Slicing a 3D model with 3D Builder is incredibly easy, much easier than most applications, even Tinkercad - in Tinkercad you need to create two square holes and then two copies of the model and group them to make slices - a few simple mouse clicks and the 3D builder will do it. The hardest part is deciding where to cut and how many cuts you will need. Working through our demo of the rocket, you can see that the cut is high enough that the thrusters can be placed upside down on a flat print bed. It also makes it much easier to align the prints to stick them together.

When you select "Split" on the "Edit" tab, you need to make sure you select the "Keep Both" option, otherwise the 3D Designer will assume that you don't want to keep some models and delete them, which can be difficult. Now you have a cutting plane, you can choose the position where you want to cut it. I went just above the engines and then decided to make a second cut above the fuselage so that all printed parts were about the same height. By keeping the prints the same height, you increase the layer cooling time, giving small layers, like the nose point, enough time to cool down so they don't look ugly and melt.

Read more: Tinkercad vs. 3D Builder

Once you've finished your slices, it's important to make sure all models are properly oriented so that no overhangs are left or that any of them require minimal support.

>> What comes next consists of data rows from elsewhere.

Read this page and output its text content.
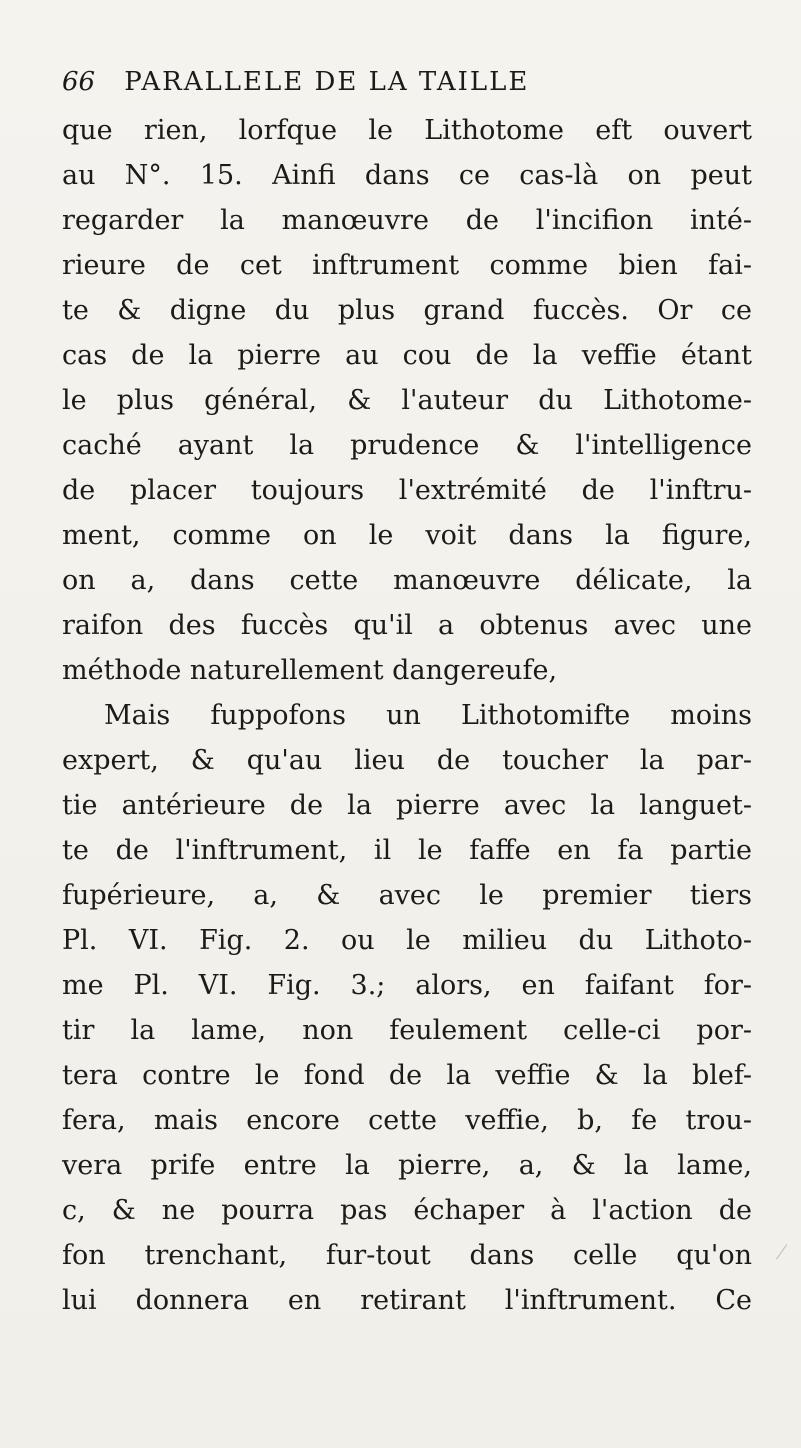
66 PARALLELE DE LA TAILLE
que rien, lorfque le Lithotome eft ouvert
au N°. 15. Ainfi dans ce cas-là on peut
regarder la manœuvre de l'incifion inté-
rieure de cet inftrument comme bien fai-
te & digne du plus grand fuccès. Or ce
cas de la pierre au cou de la veffie étant
le plus général, & l'auteur du Lithotome-
caché ayant la prudence & l'intelligence
de placer toujours l'extrémité de l'inftru-
ment, comme on le voit dans la figure,
on a, dans cette manœuvre délicate, la
raifon des fuccès qu'il a obtenus avec une
méthode naturellement dangereufe,
Mais fuppofons un Lithotomifte moins
expert, & qu'au lieu de toucher la par-
tie antérieure de la pierre avec la languet-
te de l'inftrument, il le faffe en fa partie
fupérieure, a, & avec le premier tiers
Pl. VI. Fig. 2. ou le milieu du Lithoto-
me Pl. VI. Fig. 3.; alors, en faifant for-
tir la lame, non feulement celle-ci por-
tera contre le fond de la veffie & la blef-
fera, mais encore cette veffie, b, fe trou-
vera prife entre la pierre, a, & la lame,
c, & ne pourra pas échaper à l'action de
fon trenchant, fur-tout dans celle qu'on
lui donnera en retirant l'inftrument. Ce
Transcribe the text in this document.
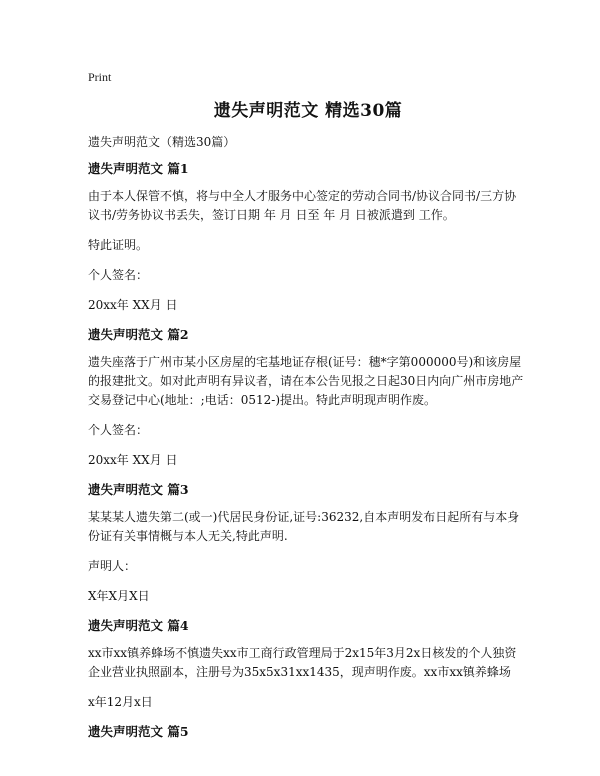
Print
遗失声明范文 精选30篇
遗失声明范文（精选30篇）
遗失声明范文 篇1
由于本人保管不慎，将与中全人才服务中心签定的劳动合同书/协议合同书/三方协议书/劳务协议书丢失，签订日期 年 月 日至 年 月 日被派遣到 工作。
特此证明。
个人签名：
20xx年 XX月 日
遗失声明范文 篇2
遗失座落于广州市某小区房屋的宅基地证存根(证号：穗*字第000000号)和该房屋的报建批文。如对此声明有异议者，请在本公告见报之日起30日内向广州市房地产交易登记中心(地址：;电话：0512-)提出。特此声明现声明作废。
个人签名：
20xx年 XX月 日
遗失声明范文 篇3
某某某人遗失第二(或一)代居民身份证,证号:36232,自本声明发布日起所有与本身份证有关事情概与本人无关,特此声明.
声明人：
X年X月X日
遗失声明范文 篇4
xx市xx镇养蜂场不慎遗失xx市工商行政管理局于2x15年3月2x日核发的个人独资企业营业执照副本，注册号为35x5x31xx1435，现声明作废。xx市xx镇养蜂场
x年12月x日
遗失声明范文 篇5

As you can see in the model, now that it's sliced, no support is needed anywhere. It would be great if we could do this with all models, but unfortunately you will have to use a support from time to time, although if your overhang is less than 35 degrees your printer should handle it just fine.

After you have rotated them all in the correct direction, you can choose how to place the models. This will drop onto the print platform and make it easy to print them.